O kadar güzel geliyor ki sessizliği bozan suyun sesi, ağaçların hışırtısı ve kuş sesleri…
Gün sona eriyor... Bu anı fotoğraflayabilmenin mutluluğu, günün yorgunluğunu silip atıyor. Yerine "-iyi ki gelmişiz, iyi ki gelmişiz" nidaları...
15 Haziran 2009
Kaydol:
Kayıt Yorumları (Atom)
8 yorum:
masal dunyasi sanki, o ne gusel, ne huzurlu bir manzara.. ay tabii sesin cikmaz, yahu burda sesini cikaracak sinir bozacak bisi yokkiii.... biz halen binalara bakalim, gri gokyuzunden oksijen aliyoruz sanalim.. allahimm koye kacicaamm!
Çok güzel yerler. Güle güle gezin. kazasız belasız. Can için de önemli bir değişiklik.
Evdeki Turk bayragini sevdim :) Yazidaki kilise canlarini sevmedim :( Can'in yaramazliklarini sevdim, fotograflara bayildim... Evin onundeki de gol mu, yapay golcuk(pond) mu merak ettim.
Pınarcım ne kadar huzur verici bir tatil olmuş. Fotoğraflar çok etkileyici. Ara ara bakıp uzaktan da olsa rahatlamak için bire bir. İyi ki gitmişsiniz gerçekten! Ev sahipleri başka misafir kabul eder mi? :)
Merhaba,
Sitenizi uzun zamandır takip ediyorum , oğlunuz maşallah çok şeker ...

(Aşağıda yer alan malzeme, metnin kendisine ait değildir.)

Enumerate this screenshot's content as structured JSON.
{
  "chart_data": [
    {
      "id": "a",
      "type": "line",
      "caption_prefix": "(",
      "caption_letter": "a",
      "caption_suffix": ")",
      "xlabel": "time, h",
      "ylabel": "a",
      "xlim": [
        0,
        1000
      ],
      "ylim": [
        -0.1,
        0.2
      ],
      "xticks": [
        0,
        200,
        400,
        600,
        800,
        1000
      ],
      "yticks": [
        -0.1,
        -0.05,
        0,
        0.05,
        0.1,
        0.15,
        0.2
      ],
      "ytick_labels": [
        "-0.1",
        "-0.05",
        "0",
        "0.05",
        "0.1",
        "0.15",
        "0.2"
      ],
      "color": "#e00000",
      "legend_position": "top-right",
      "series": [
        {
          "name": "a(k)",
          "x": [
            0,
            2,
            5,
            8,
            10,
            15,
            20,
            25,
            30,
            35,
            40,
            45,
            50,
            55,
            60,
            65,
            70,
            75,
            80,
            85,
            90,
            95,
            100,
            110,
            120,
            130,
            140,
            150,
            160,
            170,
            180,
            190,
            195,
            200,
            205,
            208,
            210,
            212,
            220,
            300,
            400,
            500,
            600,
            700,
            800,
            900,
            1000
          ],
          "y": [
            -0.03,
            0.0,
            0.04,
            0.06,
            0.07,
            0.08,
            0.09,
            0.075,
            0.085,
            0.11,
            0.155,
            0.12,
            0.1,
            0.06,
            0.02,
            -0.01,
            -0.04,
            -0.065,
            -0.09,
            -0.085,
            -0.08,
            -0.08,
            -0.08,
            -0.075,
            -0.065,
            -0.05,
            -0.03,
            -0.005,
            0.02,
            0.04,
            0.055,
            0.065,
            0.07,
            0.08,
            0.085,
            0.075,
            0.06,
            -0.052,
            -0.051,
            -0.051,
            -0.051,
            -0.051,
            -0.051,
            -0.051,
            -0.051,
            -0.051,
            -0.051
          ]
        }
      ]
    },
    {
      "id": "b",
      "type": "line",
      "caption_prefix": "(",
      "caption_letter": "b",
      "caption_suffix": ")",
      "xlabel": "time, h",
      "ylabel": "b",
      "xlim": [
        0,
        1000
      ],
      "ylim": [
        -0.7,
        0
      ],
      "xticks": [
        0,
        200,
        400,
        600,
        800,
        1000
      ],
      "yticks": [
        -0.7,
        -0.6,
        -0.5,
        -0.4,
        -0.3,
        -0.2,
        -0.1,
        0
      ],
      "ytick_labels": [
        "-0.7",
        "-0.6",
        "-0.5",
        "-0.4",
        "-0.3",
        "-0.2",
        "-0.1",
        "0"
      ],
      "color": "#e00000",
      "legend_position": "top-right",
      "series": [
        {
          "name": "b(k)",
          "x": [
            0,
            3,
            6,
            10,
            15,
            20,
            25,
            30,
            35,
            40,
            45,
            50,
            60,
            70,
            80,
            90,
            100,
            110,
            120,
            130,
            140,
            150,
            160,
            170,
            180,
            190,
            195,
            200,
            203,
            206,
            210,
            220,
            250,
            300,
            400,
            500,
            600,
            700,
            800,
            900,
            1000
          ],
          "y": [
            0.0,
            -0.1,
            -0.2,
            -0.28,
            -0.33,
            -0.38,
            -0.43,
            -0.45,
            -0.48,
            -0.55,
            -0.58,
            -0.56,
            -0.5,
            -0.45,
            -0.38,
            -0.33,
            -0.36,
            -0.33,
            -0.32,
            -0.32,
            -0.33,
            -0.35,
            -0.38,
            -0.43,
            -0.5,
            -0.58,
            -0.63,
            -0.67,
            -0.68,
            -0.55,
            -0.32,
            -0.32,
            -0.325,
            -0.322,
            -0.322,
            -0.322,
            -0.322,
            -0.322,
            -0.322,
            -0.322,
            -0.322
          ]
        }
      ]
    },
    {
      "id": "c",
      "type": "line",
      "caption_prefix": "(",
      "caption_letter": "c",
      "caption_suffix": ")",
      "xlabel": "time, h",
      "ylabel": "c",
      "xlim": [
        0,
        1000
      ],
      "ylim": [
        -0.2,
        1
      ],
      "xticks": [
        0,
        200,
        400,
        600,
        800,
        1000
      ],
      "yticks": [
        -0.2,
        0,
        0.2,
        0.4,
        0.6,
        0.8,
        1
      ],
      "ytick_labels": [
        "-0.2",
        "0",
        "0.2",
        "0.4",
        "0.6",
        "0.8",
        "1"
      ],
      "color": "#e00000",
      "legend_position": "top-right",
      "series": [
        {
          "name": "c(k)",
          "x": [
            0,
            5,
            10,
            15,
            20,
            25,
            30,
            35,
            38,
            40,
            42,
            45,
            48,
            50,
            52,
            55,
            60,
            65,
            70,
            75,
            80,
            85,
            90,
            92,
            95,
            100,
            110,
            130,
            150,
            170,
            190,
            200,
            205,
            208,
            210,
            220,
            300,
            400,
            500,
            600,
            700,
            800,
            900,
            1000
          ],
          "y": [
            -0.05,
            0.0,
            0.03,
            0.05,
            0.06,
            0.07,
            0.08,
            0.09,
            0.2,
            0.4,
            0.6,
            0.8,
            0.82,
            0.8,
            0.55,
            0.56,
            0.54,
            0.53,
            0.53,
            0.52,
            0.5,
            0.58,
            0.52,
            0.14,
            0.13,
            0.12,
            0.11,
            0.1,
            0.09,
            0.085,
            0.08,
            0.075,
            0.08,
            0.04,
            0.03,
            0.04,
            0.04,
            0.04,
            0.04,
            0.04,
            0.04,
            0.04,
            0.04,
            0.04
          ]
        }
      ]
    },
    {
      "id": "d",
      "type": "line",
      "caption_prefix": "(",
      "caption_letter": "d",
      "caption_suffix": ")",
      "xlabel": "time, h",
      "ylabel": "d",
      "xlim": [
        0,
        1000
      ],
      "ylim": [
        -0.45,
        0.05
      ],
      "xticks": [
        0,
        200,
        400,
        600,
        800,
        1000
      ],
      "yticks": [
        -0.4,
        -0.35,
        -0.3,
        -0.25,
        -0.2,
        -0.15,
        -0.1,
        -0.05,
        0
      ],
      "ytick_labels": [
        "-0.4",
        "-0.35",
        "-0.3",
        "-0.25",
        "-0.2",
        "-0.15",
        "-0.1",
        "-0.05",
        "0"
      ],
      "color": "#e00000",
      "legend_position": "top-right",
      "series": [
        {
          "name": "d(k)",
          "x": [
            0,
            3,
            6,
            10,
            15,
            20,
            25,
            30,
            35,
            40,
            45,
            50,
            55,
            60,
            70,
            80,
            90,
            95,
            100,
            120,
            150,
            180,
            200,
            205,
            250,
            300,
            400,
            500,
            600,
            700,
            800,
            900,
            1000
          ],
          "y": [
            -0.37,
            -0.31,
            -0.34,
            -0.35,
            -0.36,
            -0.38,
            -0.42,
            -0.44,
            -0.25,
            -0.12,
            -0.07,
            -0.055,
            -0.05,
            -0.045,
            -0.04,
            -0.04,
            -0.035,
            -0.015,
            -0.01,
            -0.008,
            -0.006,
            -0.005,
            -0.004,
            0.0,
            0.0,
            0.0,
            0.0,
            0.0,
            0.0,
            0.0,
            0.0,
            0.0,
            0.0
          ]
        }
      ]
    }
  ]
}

Ayrıca gidip gördüğünüz yerle muhteşem..
Rica etsem fotoğraf makinanızın markasını öğrenebilir miyim ? Çektiğiniz fotolar çok güzel bu arada..
Yaseminim, masal ülkesi diyorum, boşuna mı diyorum.
Akın Amca
Can büyüyünce muhtemelen hatırlamayacak geziyi ama olsun çok güzel karelerin baş aktörü oldu. Ne kadar güzel vakit geçirdiğini ilerde fotoğraflara bakınca anlayacak.
Berceste, evin önündeki yapay gölcük olabilir. Çok ufak çünkü, dağdan gelen derenin suyuyla yapılmışa benziyor.
Ganne, çok misafirperver bir evdeydik. Öyle ki yemekte başka misafirler de oluyordu bizden başka, isviçreli bir misafir sabah kalkıp bize çörek pişiriyordu filan :)
Betül, çok teşekkür ederim.
Makine canon 40d slr,
bir de sony T900i dijital
Ben de Isvicre'de yasiyorum ve bizlere yakin bir yere gelmissiniz ve komsu kantona hem de, ne güzel..
Bugün ben de Konstanz'a alisverise gitmistim, blogunuzda fotograflarda gezdigimiz yerleri görmek de cok hos oldu dogrusu.
Sisikon'a da iki hafta evvel gitmistik biz de, evet gercekten güzel bir yer, hava günesli olursa da daha da harika oluyor görüntüsü.
Ama Lugano'ya gitmedinizse daha gitmenizi tavsiye ederim.
Iyi tatiller diliyorum. Sevgiler.
Senem
Sizinle gezmiş kadar olduk.Paylaştığınız için teşekkürler .
Biz de nasipse seneye karavan kiralayarak böyle bir gezi planlıyoruz 9 ve 4 yaşında iki oğlumuz var .Planımız netleşirse ,değerli tecrübelerinizden faydalanmak isteriz .Biz de geçen hafta çocuklar olmadan Prag 'da ve bir kaç farklı şehirde araç kiralayarak gezdik.Navigatörümüz sağ kolumuzdu .
Devamı varsa seve seve okuyup fotoğraflarınızı göreceğiz.